Economics

Climate Change Is Coming for the $3.6 Billion Cognac Business

Distillers are seeking hardier grape varieties to safeguard the 500-year-old industry.

A vineyard in France’s Cognac region.

Photo: Alamy

Since at least the 15th century, the gentle hills of the Cognac region in southwestern France have been planted with the Ugni Blanc vine, which yields an acidic, yellowish-white grape. Every autumn the fruit is picked, dumped into vats, mashed, and turned into an insipid wine that few would have any interest in drinking. Instead, the wine is boiled and distilled into a liquor called brouillis. After a second distillation, the liquid is poured into barrels made of oak from nearby forests, to emerge anywhere from 2 to 200 years later as the brandy known globally as cognac.

Climate change threatens all that. Warmer summers and longer growing seasons mean the grapes get sweeter and less acidic on the vine, which dramatically changes the character of the wine, and thus the cognac it makes. Earlier harvests can mitigate the damage, but a single superhot stretch of summer weather can ruin a vintage, endangering what has grown into a $3.6 billion-a-year business for distilling giants Pernod Ricard, LVMH, and Rémy Cointreau, and scores of smaller houses.
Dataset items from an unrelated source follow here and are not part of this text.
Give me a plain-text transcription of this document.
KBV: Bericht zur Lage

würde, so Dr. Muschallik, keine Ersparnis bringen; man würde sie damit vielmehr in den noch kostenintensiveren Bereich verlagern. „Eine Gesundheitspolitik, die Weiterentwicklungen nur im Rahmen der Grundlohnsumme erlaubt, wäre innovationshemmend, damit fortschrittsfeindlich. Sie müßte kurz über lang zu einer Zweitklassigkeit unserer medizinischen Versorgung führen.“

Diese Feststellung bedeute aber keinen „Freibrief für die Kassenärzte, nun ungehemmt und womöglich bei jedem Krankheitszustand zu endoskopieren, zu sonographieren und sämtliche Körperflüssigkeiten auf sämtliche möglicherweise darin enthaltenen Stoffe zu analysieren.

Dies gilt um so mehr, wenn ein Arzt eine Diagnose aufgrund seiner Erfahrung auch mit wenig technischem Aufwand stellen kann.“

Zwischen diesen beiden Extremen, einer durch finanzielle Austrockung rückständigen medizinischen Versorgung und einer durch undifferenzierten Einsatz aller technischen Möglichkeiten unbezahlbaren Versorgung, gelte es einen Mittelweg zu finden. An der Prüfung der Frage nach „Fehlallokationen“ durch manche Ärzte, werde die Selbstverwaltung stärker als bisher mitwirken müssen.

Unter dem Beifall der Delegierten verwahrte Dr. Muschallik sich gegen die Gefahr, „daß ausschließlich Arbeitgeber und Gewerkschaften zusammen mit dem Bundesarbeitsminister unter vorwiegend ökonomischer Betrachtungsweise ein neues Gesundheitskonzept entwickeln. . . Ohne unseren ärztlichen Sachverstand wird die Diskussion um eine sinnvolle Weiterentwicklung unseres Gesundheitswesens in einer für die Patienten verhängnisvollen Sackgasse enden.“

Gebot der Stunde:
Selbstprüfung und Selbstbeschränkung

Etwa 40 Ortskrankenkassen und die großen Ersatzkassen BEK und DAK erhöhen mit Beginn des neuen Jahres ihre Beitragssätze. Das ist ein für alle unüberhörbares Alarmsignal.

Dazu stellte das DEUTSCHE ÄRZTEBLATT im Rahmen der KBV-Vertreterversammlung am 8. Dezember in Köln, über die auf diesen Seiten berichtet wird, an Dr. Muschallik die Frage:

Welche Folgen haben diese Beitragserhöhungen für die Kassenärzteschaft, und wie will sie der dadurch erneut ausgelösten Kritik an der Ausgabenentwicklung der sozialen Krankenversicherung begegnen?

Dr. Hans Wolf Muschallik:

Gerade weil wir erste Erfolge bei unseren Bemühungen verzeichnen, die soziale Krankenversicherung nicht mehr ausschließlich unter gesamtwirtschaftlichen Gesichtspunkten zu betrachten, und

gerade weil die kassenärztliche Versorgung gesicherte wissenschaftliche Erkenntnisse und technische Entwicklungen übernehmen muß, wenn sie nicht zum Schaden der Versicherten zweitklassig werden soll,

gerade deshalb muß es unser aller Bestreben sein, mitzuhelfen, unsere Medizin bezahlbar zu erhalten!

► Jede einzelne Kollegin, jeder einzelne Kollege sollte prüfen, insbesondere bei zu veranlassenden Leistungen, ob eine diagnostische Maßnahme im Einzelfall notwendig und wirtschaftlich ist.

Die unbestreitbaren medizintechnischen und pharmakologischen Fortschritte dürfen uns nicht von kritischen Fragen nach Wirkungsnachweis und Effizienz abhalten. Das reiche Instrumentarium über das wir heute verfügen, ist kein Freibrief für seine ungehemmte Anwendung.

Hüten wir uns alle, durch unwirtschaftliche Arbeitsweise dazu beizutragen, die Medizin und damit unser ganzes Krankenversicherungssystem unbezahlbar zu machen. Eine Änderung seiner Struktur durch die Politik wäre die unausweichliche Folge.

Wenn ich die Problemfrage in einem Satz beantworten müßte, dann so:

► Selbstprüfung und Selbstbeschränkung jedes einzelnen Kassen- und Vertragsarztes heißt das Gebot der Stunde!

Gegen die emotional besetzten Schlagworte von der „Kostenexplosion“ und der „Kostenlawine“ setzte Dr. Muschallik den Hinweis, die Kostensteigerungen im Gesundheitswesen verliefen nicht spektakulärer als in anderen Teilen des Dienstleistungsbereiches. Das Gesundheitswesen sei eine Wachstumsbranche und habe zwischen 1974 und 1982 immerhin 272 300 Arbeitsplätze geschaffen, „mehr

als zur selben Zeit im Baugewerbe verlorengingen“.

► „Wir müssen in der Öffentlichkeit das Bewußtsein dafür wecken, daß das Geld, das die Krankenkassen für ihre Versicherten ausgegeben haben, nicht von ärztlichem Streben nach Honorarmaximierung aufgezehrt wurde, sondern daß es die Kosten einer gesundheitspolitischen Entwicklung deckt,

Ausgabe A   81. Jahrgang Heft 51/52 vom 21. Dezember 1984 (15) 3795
And European Union provenance laws mean producers can’t simply move to higher—and cooler—ground outside the region and still call the harvest cognac. “What we’ve been doing for centuries will no longer be possible 50 years from now,” says Pierre Joncourt, director of operations at Martell Cognac, founded in 1715 and today owned by Pernod Ricard SA. “We need to adapt.”